Namun, tantangan yang dihadirkan Juventus berada di level berbeda. Pertandingan tersebut dinilai dapat menjadi tolok ukur sejauh mana proyek Amorim mampu bersaing dengan tim-tim besar Italia, terutama jika AC Milan ingin terlibat dalam perebutan Scudetto musim ini.
Amorim diperkirakan tidak akan mempertahankan susunan pemain yang sama. Menurut laporan MilanVibes, pelatih asal Portugal itu mempertimbangkan perubahan pada lini tengah serang dengan menggeser Alphadjo Cisse dan Ruben Loftus-Cheek ke bangku cadangan.
Sebagai gantinya, Saelemaekers dan Rabiot berpeluang tampil sejak awal. Keduanya dianggap memiliki pengalaman dan kualitas yang dibutuhkan untuk menghadapi pertandingan dengan intensitas tinggi seperti pertemuan melawan Juventus.
Rabiot bahkan menjadi salah satu pemain yang mendapat perhatian khusus. Gelandang asal Prancis tersebut akan menghadapi mantan klubnya dan dinilai berpotensi memainkan peran penting jika dipercaya sebagai starter.
Keputusan Amorim tersebut juga menunjukkan bahwa dirinya ingin menggunakan pemain yang dianggap paling siap untuk menghadapi pertandingan besar. Setelah meraih enam poin dari dua laga, kemenangan atas Juventus akan memberikan sinyal lebih kuat mengenai ambisi AC Milan pada musim ini.
Di tengah rencana perubahan tersebut, perhatian juga tertuju kepada Pulisic. Pemain asal Amerika Serikat itu diperkirakan belum langsung dipercaya sebagai starter, tetapi memiliki peluang untuk mendapatkan menit bermain ketika pertandingan berlangsung.
Pulisic menjalani periode yang cukup sulit sepanjang 2026. Cedera membuat kontribusinya terganggu, sementara ia juga belum mencetak gol untuk AC Milan sejak 2025. Kondisi tersebut membuat pertandingan melawan Juventus menjadi kesempatan bagi sang pemain untuk mulai menemukan kembali performa terbaiknya.
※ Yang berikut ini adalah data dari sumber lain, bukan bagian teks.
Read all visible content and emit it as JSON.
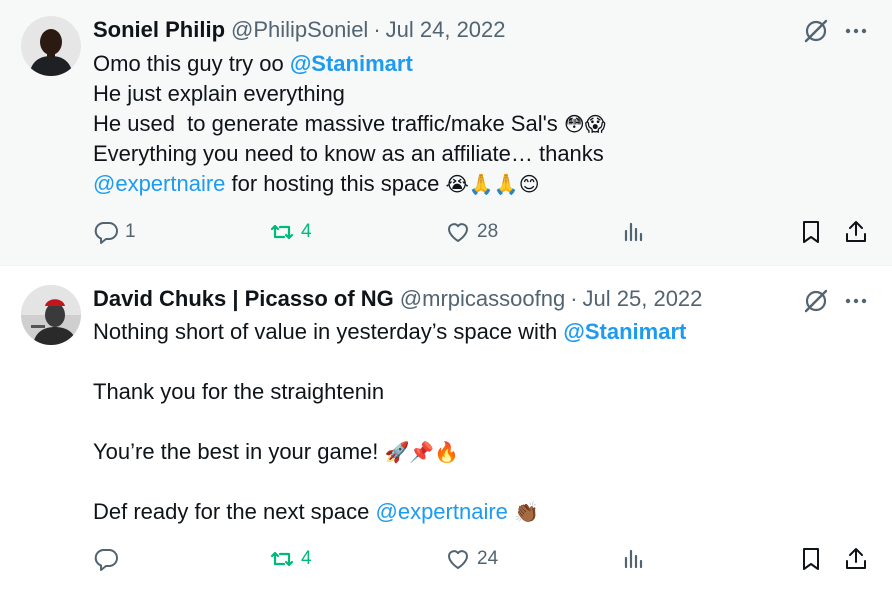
{
  "tweets": [
    {
      "display_name": "Soniel Philip",
      "handle": "@PhilipSoniel",
      "separator": "·",
      "date": "Jul 24, 2022",
      "lines": [
        [
          {
            "text": "Omo this guy try oo "
          },
          {
            "text": "@Stanimart",
            "type": "mention-bold"
          }
        ],
        [
          {
            "text": "He just explain everything"
          }
        ],
        [
          {
            "text": "He used  to generate massive traffic/make Sal's "
          },
          {
            "text": "😳😱",
            "type": "emoji"
          }
        ],
        [
          {
            "text": "Everything you need to know as an affiliate… thanks"
          }
        ],
        [
          {
            "text": "@expertnaire",
            "type": "mention"
          },
          {
            "text": " for hosting this space "
          },
          {
            "text": "😭🙏🙏😊",
            "type": "emoji"
          }
        ]
      ],
      "actions": {
        "replies": "1",
        "retweets": "4",
        "likes": "28"
      }
    },
    {
      "display_name": "David Chuks | Picasso of NG",
      "handle": "@mrpicassoofng",
      "separator": "·",
      "date": "Jul 25, 2022",
      "lines": [
        [
          {
            "text": "Nothing short of value in yesterday’s space with "
          },
          {
            "text": "@Stanimart",
            "type": "mention-bold"
          }
        ],
        [
          {
            "text": ""
          }
        ],
        [
          {
            "text": "Thank you for the straightenin"
          }
        ],
        [
          {
            "text": ""
          }
        ],
        [
          {
            "text": "You’re the best in your game! "
          },
          {
            "text": "🚀📌🔥",
            "type": "emoji"
          }
        ],
        [
          {
            "text": ""
          }
        ],
        [
          {
            "text": "Def ready for the next space "
          },
          {
            "text": "@expertnaire",
            "type": "mention"
          },
          {
            "text": " "
          },
          {
            "text": "👏🏾",
            "type": "emoji"
          }
        ]
      ],
      "actions": {
        "replies": "",
        "retweets": "4",
        "likes": "24"
      }
    }
  ],
  "icons": [
    "grok-icon",
    "more-icon",
    "reply-icon",
    "retweet-icon",
    "like-icon",
    "views-icon",
    "bookmark-icon",
    "share-icon"
  ],
  "colors": {
    "link": "#1d9bf0",
    "secondary_text": "#536471",
    "retweet_green": "#00ba7c",
    "hover_bg": "#f7f9f9"
  }
}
Pulisic juga memiliki kenangan kurang menyenangkan ketika bermain di Turin. Musim lalu, ia gagal mengeksekusi penalti ketika AC Milan menghadapi Juventus. Karena itu, pertandingan di Allianz Stadium kali ini dapat menjadi momentum bagi pemain tersebut untuk membayar kegagalannya.
Amorim sendiri disebut masih berhati-hati dalam menangani kondisi Pulisic. Sang pelatih tidak ingin mengambil risiko dengan memberikan menit bermain terlalu banyak sebelum sang pemain benar-benar siap secara fisik.
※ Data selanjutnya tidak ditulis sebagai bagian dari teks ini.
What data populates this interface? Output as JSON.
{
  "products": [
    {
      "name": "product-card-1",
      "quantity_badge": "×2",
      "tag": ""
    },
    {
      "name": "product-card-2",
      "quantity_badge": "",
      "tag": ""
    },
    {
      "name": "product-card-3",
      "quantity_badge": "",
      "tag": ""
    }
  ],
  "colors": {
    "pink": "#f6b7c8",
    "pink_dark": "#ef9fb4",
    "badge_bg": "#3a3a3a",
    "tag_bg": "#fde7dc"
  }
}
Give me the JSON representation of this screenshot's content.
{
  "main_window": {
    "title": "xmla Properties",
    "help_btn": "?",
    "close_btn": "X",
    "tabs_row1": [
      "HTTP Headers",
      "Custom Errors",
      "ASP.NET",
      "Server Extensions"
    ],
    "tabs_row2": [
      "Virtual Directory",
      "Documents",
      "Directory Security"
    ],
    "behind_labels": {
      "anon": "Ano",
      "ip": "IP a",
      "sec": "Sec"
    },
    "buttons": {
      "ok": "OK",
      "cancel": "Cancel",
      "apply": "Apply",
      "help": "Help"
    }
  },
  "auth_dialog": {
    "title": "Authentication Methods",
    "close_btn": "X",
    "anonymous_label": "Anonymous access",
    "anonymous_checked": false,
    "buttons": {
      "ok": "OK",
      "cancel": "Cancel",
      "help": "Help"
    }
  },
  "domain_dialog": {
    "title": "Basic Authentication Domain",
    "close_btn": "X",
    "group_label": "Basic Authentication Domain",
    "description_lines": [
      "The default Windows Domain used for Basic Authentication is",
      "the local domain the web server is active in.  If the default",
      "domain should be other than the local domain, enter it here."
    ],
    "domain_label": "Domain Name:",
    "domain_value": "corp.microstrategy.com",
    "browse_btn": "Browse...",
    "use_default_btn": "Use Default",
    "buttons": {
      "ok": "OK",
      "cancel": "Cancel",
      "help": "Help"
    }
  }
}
Meski demikian, status Pulisic sebagai salah satu pemain penting dalam proyek Amorim membuatnya tetap memiliki peluang untuk berkontribusi. Jika pertandingan berjalan sesuai kebutuhan tim, ia bisa menjadi opsi berbahaya ketika AC Milan membutuhkan tambahan kreativitas dan daya gedor pada babak kedua.
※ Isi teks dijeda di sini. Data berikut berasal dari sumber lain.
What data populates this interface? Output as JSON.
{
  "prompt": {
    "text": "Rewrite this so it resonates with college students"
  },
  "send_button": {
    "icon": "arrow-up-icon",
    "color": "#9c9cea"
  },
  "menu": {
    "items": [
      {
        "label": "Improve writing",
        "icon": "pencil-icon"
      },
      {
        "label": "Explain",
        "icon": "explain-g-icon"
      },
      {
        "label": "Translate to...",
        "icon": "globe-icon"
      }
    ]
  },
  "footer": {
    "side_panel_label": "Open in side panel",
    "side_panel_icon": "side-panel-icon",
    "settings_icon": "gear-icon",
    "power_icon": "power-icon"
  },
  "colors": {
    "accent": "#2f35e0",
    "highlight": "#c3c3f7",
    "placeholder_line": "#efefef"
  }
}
Pertemuan Juventus dan AC Milan pun berpotensi menjadi salah satu laga paling menarik pada awal musim Serie A. Di satu sisi, Amorim ingin mempertahankan tren positif Rossoneri. Di sisi lain, Pulisic memiliki kesempatan untuk mengakhiri periode sulitnya dengan tampil menentukan dalam pertandingan besar.
Jika Saelemaekers dan Rabiot benar-benar dipercaya sejak awal, sementara Pulisic masuk sebagai pemain pengganti, strategi tersebut akan menunjukkan pendekatan Amorim dalam menghadapi Juventus. Pelatih AC Milan itu tampaknya ingin memastikan para pemain dalam kondisi terbaik untuk menghadapi salah satu ujian terberat mereka pada awal musim.